A oltre 30 anni di distanza dall’approvazione della Legge Pinto, oggi i giudici tendono a riconoscere il diritto al risarcimento al solo condominio e non ai singoli abitanti del palazzo.
La legge n. 89 del 2001, meglio conosciuta come “Legge Pinto” (dal nome del suo estensore Michele Pinto), consente di chiedere allo Stato una equa riparazione dei danni patrimoniali e non patrimoniali subiti dalle parti a causa della irragionevole durata del processo.
Trattasi di un’obbligazione ex lege di natura indennitaria introdotta al fine di sanzionare la ben nota problematica dell’eccessiva lunghezza dei tempi della giustizia italiana.

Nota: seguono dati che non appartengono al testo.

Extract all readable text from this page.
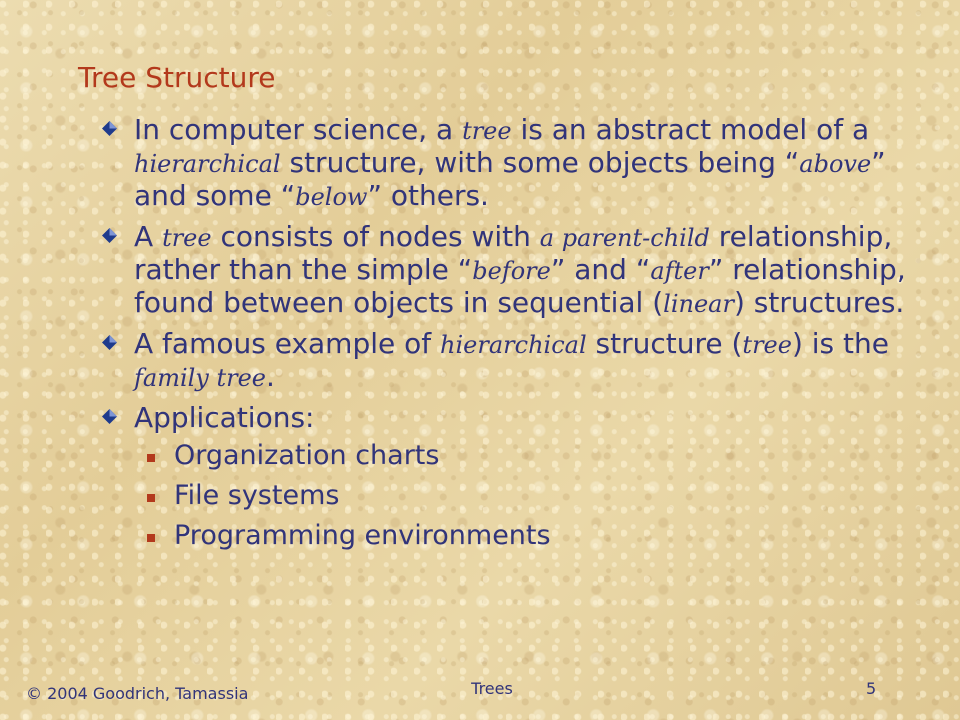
Tree Structure
In computer science, a tree is an abstract model of a hierarchical structure, with some objects being “above” and some “below” others.
A tree consists of nodes with a parent-child relationship, rather than the simple “before” and “after” relationship, found between objects in sequential (linear) structures.
A famous example of hierarchical structure (tree) is the family tree.
Applications:
Organization charts
File systems
Programming environments

© 2004 Goodrich, Tamassia	Trees	5
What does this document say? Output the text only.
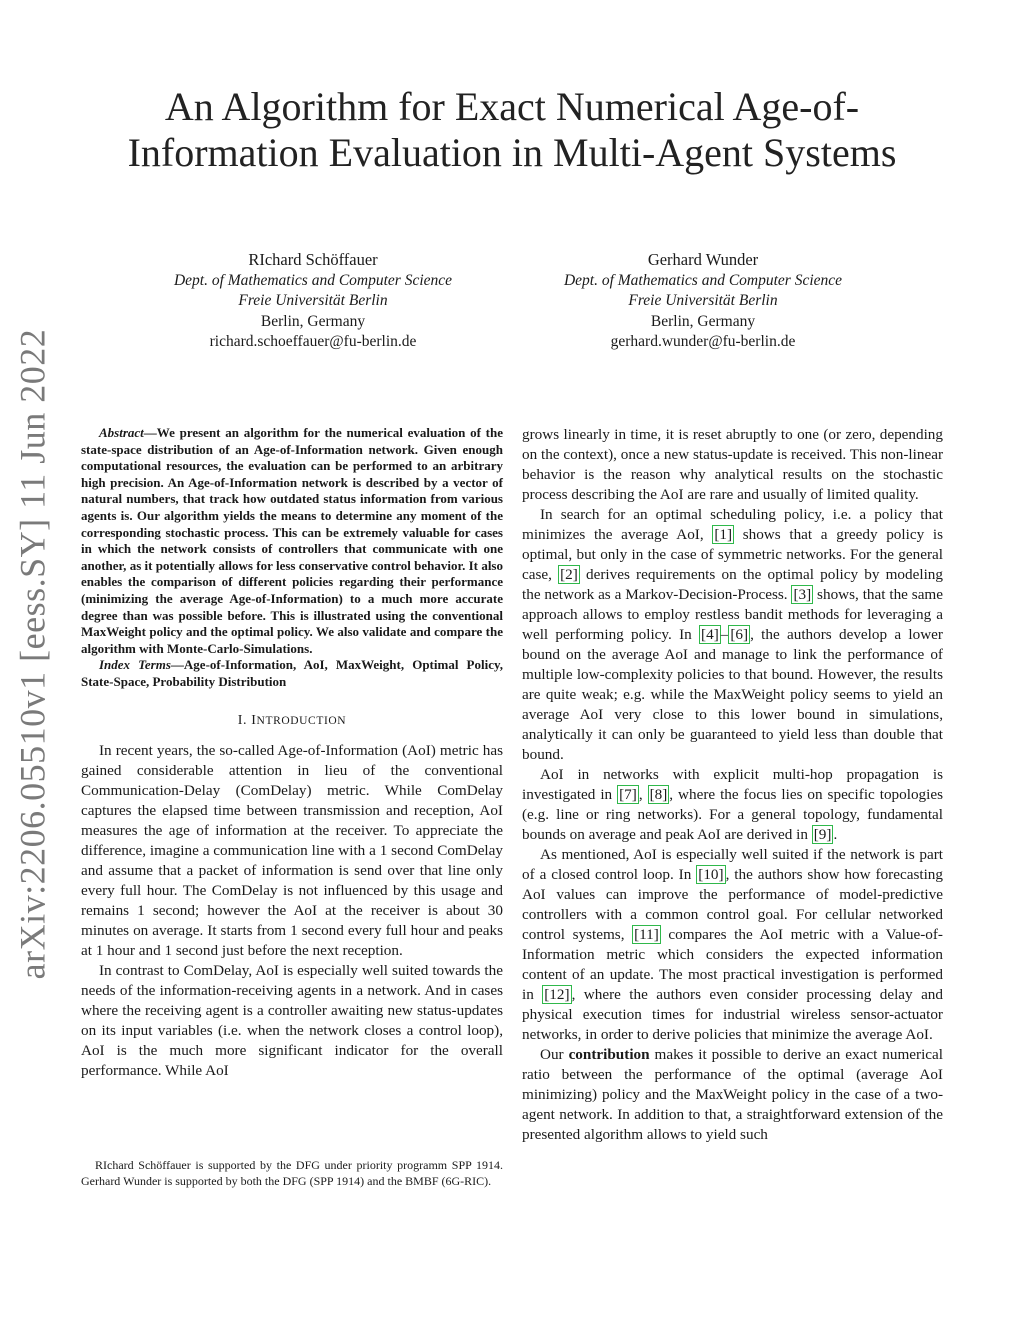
arXiv:2206.05510v1 [eess.SY] 11 Jun 2022
An Algorithm for Exact Numerical Age-of-Information Evaluation in Multi-Agent Systems
RIchard Schöffauer
Dept. of Mathematics and Computer Science
Freie Universität Berlin
Berlin, Germany
richard.schoeffauer@fu-berlin.de
Gerhard Wunder
Dept. of Mathematics and Computer Science
Freie Universität Berlin
Berlin, Germany
gerhard.wunder@fu-berlin.de

Abstract—We present an algorithm for the numerical evaluation of the state-space distribution of an Age-of-Information network. Given enough computational resources, the evaluation can be performed to an arbitrary high precision. An Age-of-Information network is described by a vector of natural numbers, that track how outdated status information from various agents is. Our algorithm yields the means to determine any moment of the corresponding stochastic process. This can be extremely valuable for cases in which the network consists of controllers that communicate with one another, as it potentially allows for less conservative control behavior. It also enables the comparison of different policies regarding their performance (minimizing the average Age-of-Information) to a much more accurate degree than was possible before. This is illustrated using the conventional MaxWeight policy and the optimal policy. We also validate and compare the algorithm with Monte-Carlo-Simulations.

Index Terms—Age-of-Information, AoI, MaxWeight, Optimal Policy, State-Space, Probability Distribution

I. INTRODUCTION

In recent years, the so-called Age-of-Information (AoI) metric has gained considerable attention in lieu of the conventional Communication-Delay (ComDelay) metric. While ComDelay captures the elapsed time between transmission and reception, AoI measures the age of information at the receiver. To appreciate the difference, imagine a communication line with a 1 second ComDelay and assume that a packet of information is send over that line only every full hour. The ComDelay is not influenced by this usage and remains 1 second; however the AoI at the receiver is about 30 minutes on average. It starts from 1 second every full hour and peaks at 1 hour and 1 second just before the next reception.

In contrast to ComDelay, AoI is especially well suited towards the needs of the information-receiving agents in a network. And in cases where the receiving agent is a controller awaiting new status-updates on its input variables (i.e. when the network closes a control loop), AoI is the much more significant indicator for the overall performance. While AoI

grows linearly in time, it is reset abruptly to one (or zero, depending on the context), once a new status-update is received. This non-linear behavior is the reason why analytical results on the stochastic process describing the AoI are rare and usually of limited quality.

In search for an optimal scheduling policy, i.e. a policy that minimizes the average AoI, [1] shows that a greedy policy is optimal, but only in the case of symmetric networks. For the general case, [2] derives requirements on the optimal policy by modeling the network as a Markov-Decision-Process. [3] shows, that the same approach allows to employ restless bandit methods for leveraging a well performing policy. In [4] – [6] , the authors develop a lower bound on the average AoI and manage to link the performance of multiple low-complexity policies to that bound. However, the results are quite weak; e.g. while the MaxWeight policy seems to yield an average AoI very close to this lower bound in simulations, analytically it can only be guaranteed to yield less than double that bound.

AoI in networks with explicit multi-hop propagation is investigated in [7] , [8] , where the focus lies on specific topologies (e.g. line or ring networks). For a general topology, fundamental bounds on average and peak AoI are derived in [9] .

As mentioned, AoI is especially well suited if the network is part of a closed control loop. In [10] , the authors show how forecasting AoI values can improve the performance of model-predictive controllers with a common control goal. For cellular networked control systems, [11] compares the AoI metric with a Value-of-Information metric which considers the expected information content of an update. The most practical investigation is performed in [12] , where the authors even consider processing delay and physical execution times for industrial wireless sensor-actuator networks, in order to derive policies that minimize the average AoI.

Our contribution makes it possible to derive an exact numerical ratio between the performance of the optimal (average AoI minimizing) policy and the MaxWeight policy in the case of a two-agent network. In addition to that, a straightforward extension of the presented algorithm allows to yield such

RIchard Schöffauer is supported by the DFG under priority programm SPP 1914. Gerhard Wunder is supported by both the DFG (SPP 1914) and the BMBF (6G-RIC).
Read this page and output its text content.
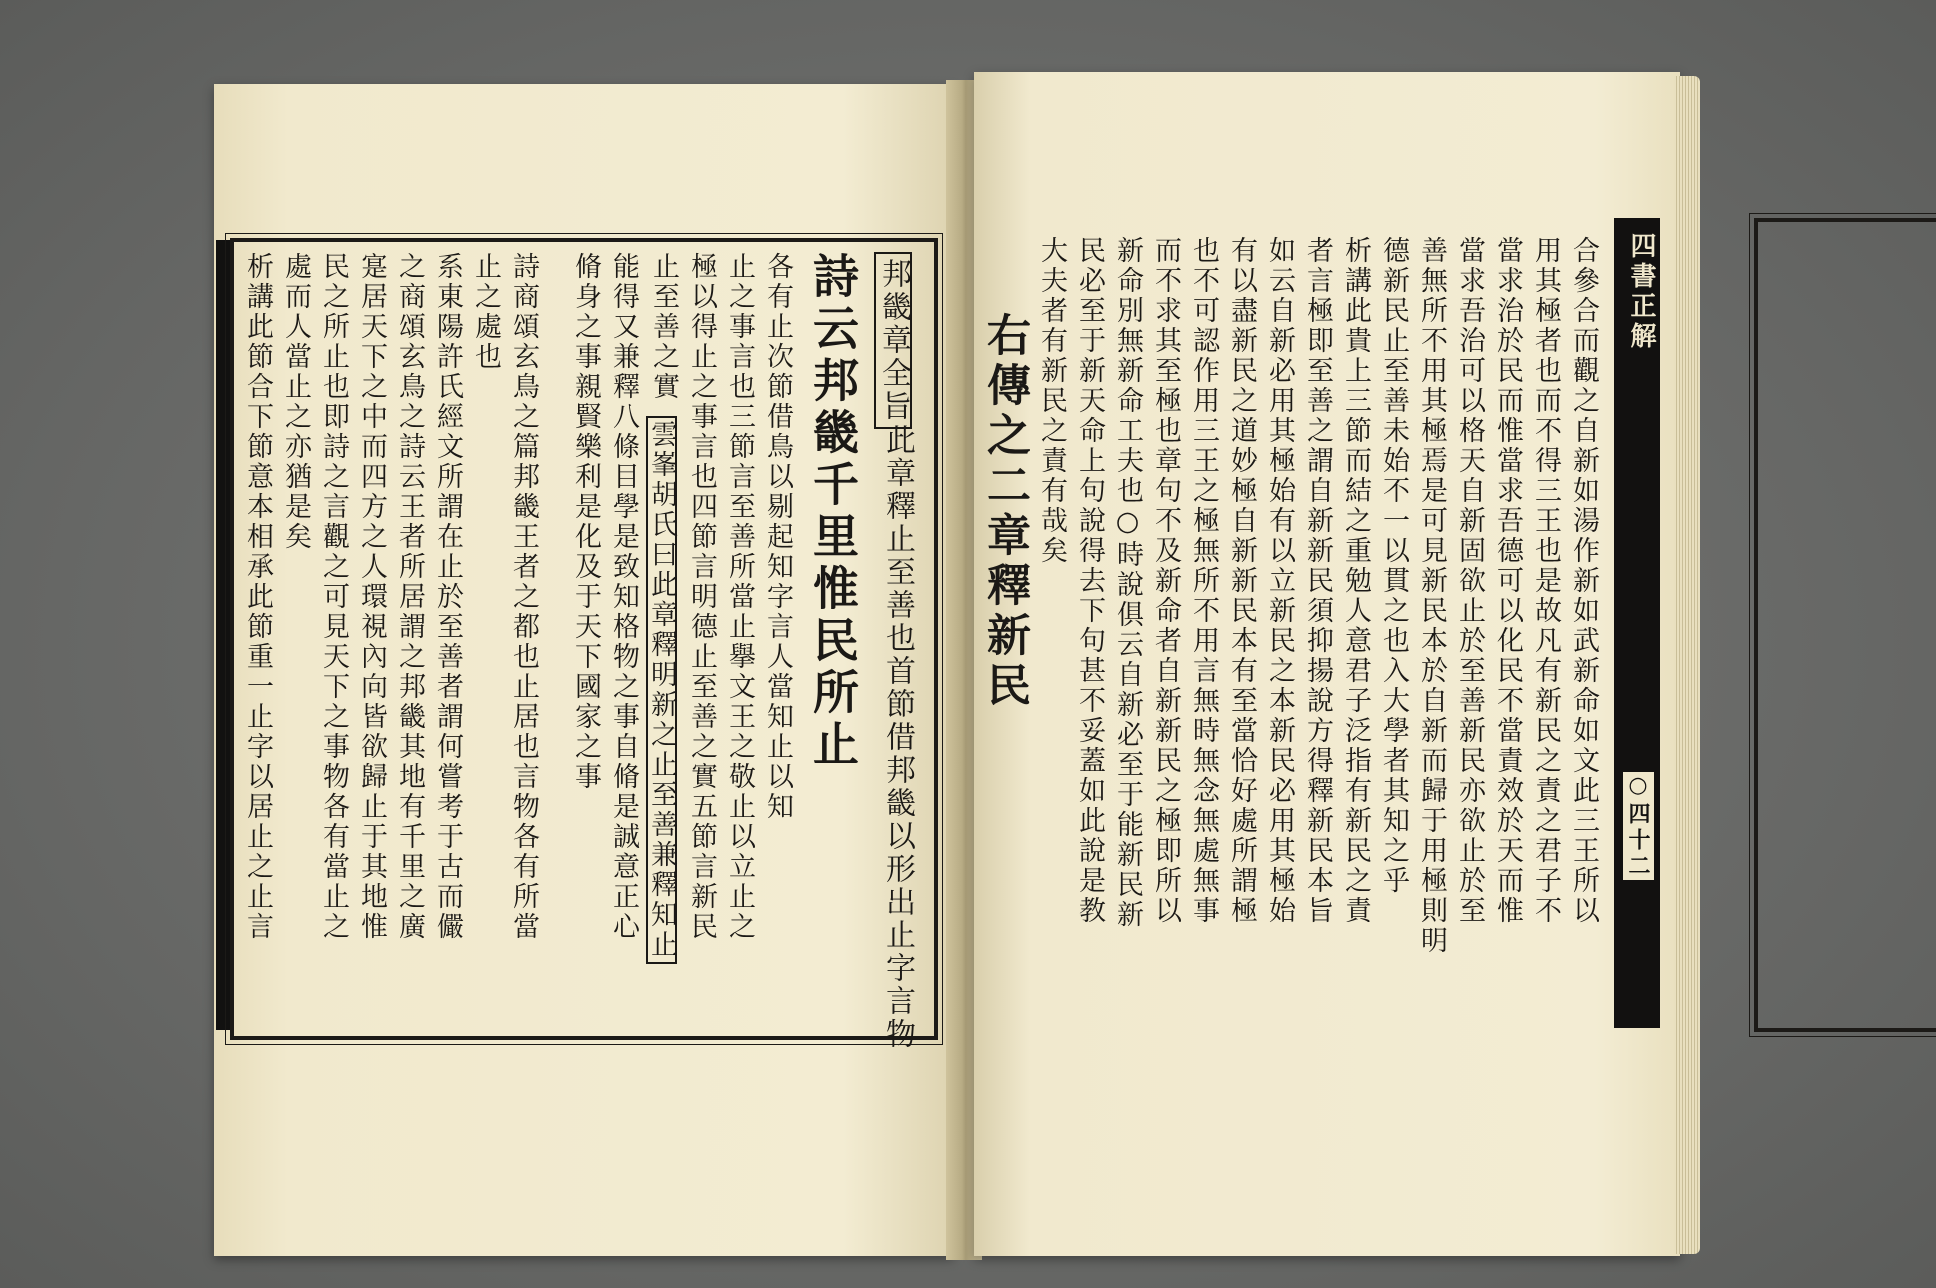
邦畿章全旨
詩云邦畿千里惟民所止 此章釋止至善也首節借邦畿以形出止字言物
各有止次節借鳥以剔起知字言人當知止以知
止之事言也三節言至善所當止擧文王之敬止以立止之
極以得止之事言也四節言明德止至善之實五節言新民
止至善之實
雲峯胡氏曰此章釋明新之止至善兼釋知止
能得又兼釋八條目學是致知格物之事自脩是誠意正心
脩身之事親賢樂利是化及于天下國家之事
詩商頌玄鳥之篇邦畿王者之都也止居也言物各有所當
止之處也
系東陽許氏經文所謂在止於至善者謂何嘗考于古而儼
之商頌玄鳥之詩云王者所居謂之邦畿其地有千里之廣
寔居天下之中而四方之人環視內向皆欲歸止于其地惟
民之所止也即詩之言觀之可見天下之事物各有當止之
處而人當止之亦猶是矣
析講此節合下節意本相承此節重一止字以居止之止言	四書正解
○四十二
合參合而觀之自新如湯作新如武新命如文此三王所以
用其極者也而不得三王也是故凡有新民之責之君子不
當求治於民而惟當求吾德可以化民不當責效於天而惟
當求吾治可以格天自新固欲止於至善新民亦欲止於至
善無所不用其極焉是可見新民本於自新而歸于用極則明
德新民止至善未始不一以貫之也入大學者其知之乎
析講此貴上三節而結之重勉人意君子泛指有新民之責
者言極即至善之謂自新新民須抑揚說方得釋新民本旨
如云自新必用其極始有以立新民之本新民必用其極始
有以盡新民之道妙極自新新民本有至當恰好處所謂極
也不可認作用三王之極無所不用言無時無念無處無事
而不求其至極也章句不及新命者自新新民之極即所以
新命別無新命工夫也○時說俱云自新必至于能新民新
民必至于新天命上句說得去下句甚不妥蓋如此說是教
大夫者有新民之責有哉矣
右傳之二章釋新民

Tale normativa e, in particolare, la Legge Pinto si pone in attuazione dell’art. 6 CEDU e dell’art. 111 della Costituzione che sancisce la “ragionevole durata del processo”.
E’ la legge suddetta che sancisce la durata “ragionevole” del processo superata la quale la parte può chiedere il ristoro allo Stato con una procedura ad hoc.
La questione suddetta ha interessato gli addetti ai lavori per quanto concerne la risarcibilità del danno non patrimoniale delle persone giuridiche e, nello specifico, nei confronti del Condominio.
Premesso che in merito alla natura giuridica del Condominio ferventi appaiono oggi i dibattiti in dottrina e giurisprudenza sulla sua qualificazione giuridica, ragion per cui la questione viene trattata in questa sede parlando di soggetti collettivi in generale, si osserva che la giurisprudenza in passato non ammetteva la risarcibilità del danno non patrimoniale nei confronti di un soggetto collettivo in considerazione del fatto che il richiedente deve fornire rigorosa prova del danno il quale deve incidere sull’esistenza, sulla reputazione e sull’identità dell’ente (cfr. Cassazione, sentenza n. 12119/2004).
Solo con la sentenza n. 7145/2006 la Suprema Corte ha chiarito che “in tema di equa riparazione per irragionevole durata del processo … anche per le persone giuridiche (e, più in generale, per i soggetti collettivi) il danno non patrimoniale … è … conseguenza normale, ancorché non automatica e necessaria della violazione del diritto alla ragionevole durata del processo … a causa dei disagi e dei turbamenti di carattere psicologico che la lesione di tale diritto solitamente provoca alle persone preposte alla gestione dell’ente o ai suoi membri…”.
Tale sentenza risulta di particolare pregio perché riconosce la risarcibilità del danno non patrimoniale che potrebbe definirsi “indiretta”, in quanto non di vera e propria sofferenza dell’ente immateriale può parlarsi, quanto di un patema d’animo sofferto da colui che l’ente rappresenta o amministra.
Ciò chiarito, bisogna affrontare un’altra questione oggetto di un fervente dibattito, ossia la legittimazione attiva dei singoli condomini a richiedere il risarcimento da irragionevole durata del processo, allorquando nel giudizio la parte processuale sia stata il Condominio.
Sul punto, si segnala che in diverse circostanze i singoli condomini hanno attivato la procedura risarcitoria anzidetta motivando la propria legittimazione attiva sulla connessione del diritto dal quale scaturiva la pretesa indennitaria.
La Cassazione, però, è più volte intervenuta negando la legittimazione attiva del singolo.
E’ stato chiarito che “in caso di violazione del termine ragionevole del processo, qualora il giudizio sia stato promosso dal condominio, sebbene a tutela di diritti connessi alla partecipazione di singoli condomini, ma senza che costoro siano stati parte in causa, la legittimazione ad agire per l’equa riparazione spetta esclusivamente al condominio, quale autonomo soggetto giuridico, in persona dell’amministratore, autorizzato dall’assemblea dei condomini.” ( cfr. Cass. sent. n. 5426/16)
Pertanto, seguendo quello ad oggi appare l’orientamento prevalente, si deve concludere che nel caso in cui il Condominio sia stato parte di un processo, la successiva richiesta indennitaria spetta esclusivamente al Condominio in persona del suo Amministratore e non al singolo condomino.